Nearly covered with ivy, the square tower of the little church--a fane old as the days when the Saxons bent their bows in vain at Hastings; yea, old as the time of St. Ethelwold (the famous architect and Bishop of Winchester)--peeped up amid the rich autumnal foliage that almost hid it from the view. At the wicket, some hundred yards from me, in the twilight--for though the sun had not set, the density of the copsewood about the place rendered the light rather dim and obscure--were a lady and gentleman, the latter mounted, and the former on foot. At first they seemed to be in close and earnest conversation; then the lady gesticulated earnestly, raising her hands and face to him imploringly; but twice he thrust her back, almost violently, with the handle of his whip. This was a strange and unpleasant episode to encounter. I knew not whether to advance or retire. I feared to intrude on what I supposed was something more than a lovers' quarrel, or, from the man's utter indifference, was perhaps a matrimonial squabble; and I was equally loth to retire, and leave a woman--a lady evidently--to the violence or passion of this person, upon whose love or mercy--it might be both--by her gestures and even the distant tones of her voice, she was so evidently throwing herself in vain.
I checked my horse's pace, and, amid the thick rank grass of the narrow lane, his footsteps were unheeded by the two actors in this scene; moreover, without backing him well into one of the thick hedges, I could not have turned to retrace my way.

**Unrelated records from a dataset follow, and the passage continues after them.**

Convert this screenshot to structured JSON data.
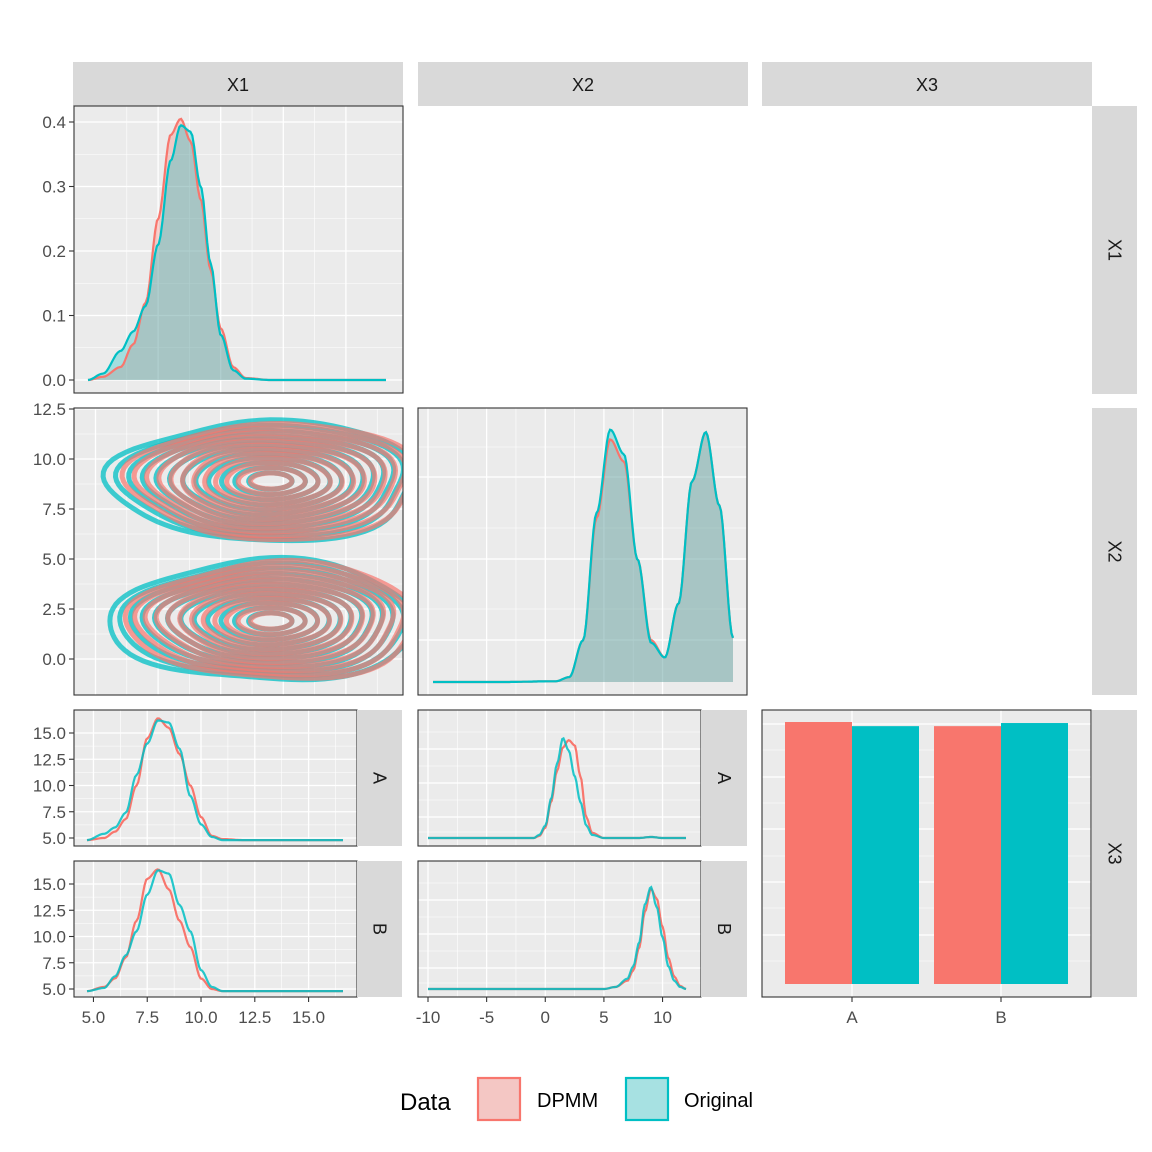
{
  "colors": {
    "dpmm": "#F8766D",
    "original": "#00BFC4",
    "fill_dpmm": "#F4C7C4",
    "fill_original": "#A7E1E2",
    "panel_bg": "#EBEBEB",
    "strip_bg": "#D9D9D9",
    "grid": "#FFFFFF",
    "overlap_fill": "#A6C5C3"
  },
  "strips": {
    "top": [
      "X1",
      "X2",
      "X3"
    ],
    "right": [
      "X1",
      "X2",
      "X3"
    ],
    "facet_x3": [
      "A",
      "B"
    ]
  },
  "legend": {
    "title": "Data",
    "items": [
      {
        "label": "DPMM",
        "color": "#F8766D",
        "fill": "#F4C7C4"
      },
      {
        "label": "Original",
        "color": "#00BFC4",
        "fill": "#A7E1E2"
      }
    ]
  },
  "chart_data": [
    {
      "type": "area",
      "panel": "X1 density (X1, X1)",
      "ylim": [
        0,
        0.4
      ],
      "y_ticks": [
        "0.0",
        "0.1",
        "0.2",
        "0.3",
        "0.4"
      ],
      "series": [
        {
          "name": "DPMM",
          "x": [
            4.7,
            5.3,
            6.0,
            6.5,
            7.0,
            7.5,
            8.0,
            8.4,
            8.8,
            9.2,
            9.6,
            10.0,
            10.5,
            11.0,
            12.0,
            14.0,
            16.6
          ],
          "y": [
            0.0,
            0.005,
            0.02,
            0.055,
            0.12,
            0.25,
            0.38,
            0.405,
            0.37,
            0.28,
            0.17,
            0.08,
            0.02,
            0.003,
            0.0,
            0.0,
            0.0
          ]
        },
        {
          "name": "Original",
          "x": [
            4.7,
            5.3,
            6.0,
            6.5,
            7.0,
            7.5,
            8.0,
            8.4,
            8.8,
            9.2,
            9.6,
            10.0,
            10.5,
            11.0,
            12.0,
            14.0,
            16.6
          ],
          "y": [
            0.0,
            0.01,
            0.045,
            0.075,
            0.115,
            0.21,
            0.34,
            0.395,
            0.385,
            0.3,
            0.18,
            0.07,
            0.015,
            0.002,
            0.0,
            0.0,
            0.0
          ]
        }
      ]
    },
    {
      "type": "line",
      "panel": "X2 vs X1 density contours (X2, X1)",
      "xlim": [
        4.7,
        16.6
      ],
      "ylim": [
        -1.4,
        12.5
      ],
      "y_ticks": [
        "0.0",
        "2.5",
        "5.0",
        "7.5",
        "10.0",
        "12.5"
      ],
      "clusters": [
        {
          "center_x": 12.0,
          "center_y": 8.9
        },
        {
          "center_x": 12.0,
          "center_y": 1.9
        }
      ],
      "series": [
        {
          "name": "DPMM"
        },
        {
          "name": "Original"
        }
      ]
    },
    {
      "type": "area",
      "panel": "X2 density (X2, X2)",
      "xlim": [
        -10.0,
        12.0
      ],
      "series": [
        {
          "name": "DPMM",
          "x": [
            -10.0,
            -5.0,
            -1.0,
            0.0,
            1.0,
            2.0,
            3.0,
            4.0,
            5.0,
            6.0,
            7.0,
            8.0,
            9.0,
            10.0,
            11.0,
            12.0
          ],
          "y": [
            0.0,
            0.0,
            0.003,
            0.02,
            0.17,
            0.67,
            0.99,
            0.9,
            0.5,
            0.17,
            0.1,
            0.32,
            0.82,
            1.02,
            0.72,
            0.18
          ]
        },
        {
          "name": "Original",
          "x": [
            -10.0,
            -5.0,
            -1.0,
            0.0,
            1.0,
            2.0,
            3.0,
            4.0,
            5.0,
            6.0,
            7.0,
            8.0,
            9.0,
            10.0,
            11.0,
            12.0
          ],
          "y": [
            0.0,
            0.0,
            0.003,
            0.02,
            0.17,
            0.69,
            1.03,
            0.93,
            0.5,
            0.16,
            0.1,
            0.32,
            0.82,
            1.02,
            0.72,
            0.18
          ]
        }
      ]
    },
    {
      "type": "line",
      "panel": "X1 density by X3 (facets A, B)",
      "xlim": [
        4.7,
        16.6
      ],
      "ylim": [
        4.6,
        16.6
      ],
      "x_ticks": [
        "5.0",
        "7.5",
        "10.0",
        "12.5",
        "15.0"
      ],
      "y_ticks": [
        "5.0",
        "7.5",
        "10.0",
        "12.5",
        "15.0"
      ],
      "facets": [
        {
          "label": "A",
          "series": [
            {
              "name": "DPMM",
              "x": [
                4.7,
                5.5,
                6.0,
                6.5,
                7.0,
                7.5,
                8.0,
                8.5,
                9.0,
                9.5,
                10.0,
                10.5,
                11.0,
                12.0,
                16.6
              ],
              "y": [
                4.8,
                5.0,
                5.6,
                6.8,
                10.0,
                14.5,
                16.4,
                15.5,
                13.0,
                10.0,
                7.0,
                5.2,
                4.9,
                4.8,
                4.8
              ]
            },
            {
              "name": "Original",
              "x": [
                4.7,
                5.5,
                6.0,
                6.5,
                7.0,
                7.5,
                8.0,
                8.5,
                9.0,
                9.5,
                10.0,
                10.5,
                11.0,
                12.0,
                16.6
              ],
              "y": [
                4.8,
                5.4,
                6.0,
                7.4,
                11.0,
                14.0,
                16.2,
                16.0,
                13.5,
                9.0,
                6.3,
                5.1,
                4.8,
                4.8,
                4.8
              ]
            }
          ]
        },
        {
          "label": "B",
          "series": [
            {
              "name": "DPMM",
              "x": [
                4.7,
                5.5,
                6.0,
                6.5,
                7.0,
                7.5,
                8.0,
                8.5,
                9.0,
                9.5,
                10.0,
                10.5,
                11.0,
                12.0,
                16.6
              ],
              "y": [
                4.8,
                5.2,
                6.0,
                8.0,
                11.5,
                15.5,
                16.4,
                14.5,
                11.5,
                9.0,
                6.0,
                5.0,
                4.8,
                4.8,
                4.8
              ]
            },
            {
              "name": "Original",
              "x": [
                4.7,
                5.5,
                6.0,
                6.5,
                7.0,
                7.5,
                8.0,
                8.5,
                9.0,
                9.5,
                10.0,
                10.5,
                11.0,
                12.0,
                16.6
              ],
              "y": [
                4.8,
                5.1,
                6.2,
                8.2,
                10.5,
                14.0,
                16.3,
                16.0,
                13.0,
                10.5,
                6.8,
                5.2,
                4.8,
                4.8,
                4.8
              ]
            }
          ]
        }
      ]
    },
    {
      "type": "line",
      "panel": "X2 density by X3 (facets A, B)",
      "xlim": [
        -10.0,
        12.0
      ],
      "x_ticks": [
        "-10",
        "-5",
        "0",
        "5",
        "10"
      ],
      "facets": [
        {
          "label": "A",
          "series": [
            {
              "name": "DPMM",
              "x": [
                -10.0,
                -5.0,
                -1.0,
                -0.5,
                0.0,
                0.5,
                1.0,
                1.5,
                2.0,
                2.5,
                3.0,
                3.5,
                4.0,
                5.0,
                8.0,
                9.0,
                10.0,
                12.0
              ],
              "y": [
                0.0,
                0.0,
                0.0,
                0.02,
                0.1,
                0.35,
                0.65,
                0.88,
                0.95,
                0.9,
                0.6,
                0.2,
                0.05,
                0.0,
                0.0,
                0.01,
                0.0,
                0.0
              ]
            },
            {
              "name": "Original",
              "x": [
                -10.0,
                -5.0,
                -1.0,
                -0.5,
                0.0,
                0.5,
                1.0,
                1.5,
                2.0,
                2.5,
                3.0,
                3.5,
                4.0,
                5.0,
                8.0,
                9.0,
                10.0,
                12.0
              ],
              "y": [
                0.0,
                0.0,
                0.0,
                0.03,
                0.12,
                0.38,
                0.72,
                0.97,
                0.85,
                0.6,
                0.35,
                0.12,
                0.03,
                0.0,
                0.0,
                0.01,
                0.0,
                0.0
              ]
            }
          ]
        },
        {
          "label": "B",
          "series": [
            {
              "name": "DPMM",
              "x": [
                -10.0,
                -5.0,
                0.0,
                5.0,
                6.0,
                7.0,
                7.5,
                8.0,
                8.5,
                9.0,
                9.5,
                10.0,
                10.5,
                11.0,
                11.5,
                12.0
              ],
              "y": [
                0.0,
                0.0,
                0.0,
                0.0,
                0.02,
                0.08,
                0.18,
                0.4,
                0.75,
                0.97,
                0.88,
                0.6,
                0.3,
                0.12,
                0.03,
                0.0
              ]
            },
            {
              "name": "Original",
              "x": [
                -10.0,
                -5.0,
                0.0,
                5.0,
                6.0,
                7.0,
                7.5,
                8.0,
                8.5,
                9.0,
                9.5,
                10.0,
                10.5,
                11.0,
                11.5,
                12.0
              ],
              "y": [
                0.0,
                0.0,
                0.0,
                0.0,
                0.02,
                0.1,
                0.22,
                0.45,
                0.82,
                0.99,
                0.8,
                0.5,
                0.22,
                0.08,
                0.02,
                0.0
              ]
            }
          ]
        }
      ]
    },
    {
      "type": "bar",
      "panel": "X3 counts (X3, X3)",
      "categories": [
        "A",
        "B"
      ],
      "series": [
        {
          "name": "DPMM",
          "values": [
            0.505,
            0.497
          ]
        },
        {
          "name": "Original",
          "values": [
            0.497,
            0.503
          ]
        }
      ]
    }
  ]
}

Her hands were clasped now; she had dropped her parasol, and her face, a very white one, was upturned pleadingly to his; but to whatever she said, this horseman, whose back was to me, replied scornfully and derisively by a low mocking laugh, which somehow I seemed to have heard before, but when, or where, I quite failed to remember. Anon she drew something from her bosom, and, kissing it, held it towards him, as if seeking to influence him, by an appeal through it to some past time of love, or truth, or happiness, or all together. Whatever it was she thus displayed, he snatched it roughly, even fiercely, from her with a curse, and, again thrusting her violently from him--so violently, that I believe he must have used his foot and the off-stirrup iron---she fell heavily against the low wall, which, at the same moment, he cleared by a flying leap, and then disappeared in the network of lanes, orchards, and hedgerows that lie about the churchyard. A low wail escaped her; and when I came cantering up, and dismounted, she was lying on the path beside the churchyard wicket in tears and despair. Her appearance was perfectly ladylike, and most prepossessing; yet I knew not very clearly what to say or how to interfere in the matter, though manhood and courtesy rendered some action imperatively necessary.
"I trust you are not hurt," said I, taking her hand and assisting her to rise.
"Thank you, sir--not bodily hurt," she replied, in a low and broken voice, while scarcely venturing to look at me, and pressing her left hand upon her heart, as if to restrain emotion, or as if she felt a pain there.
"Did that person rob you?" asked I.
"O no, no, sir," she answered, hurriedly.
"But he seemed to snatch or wrench something from you?"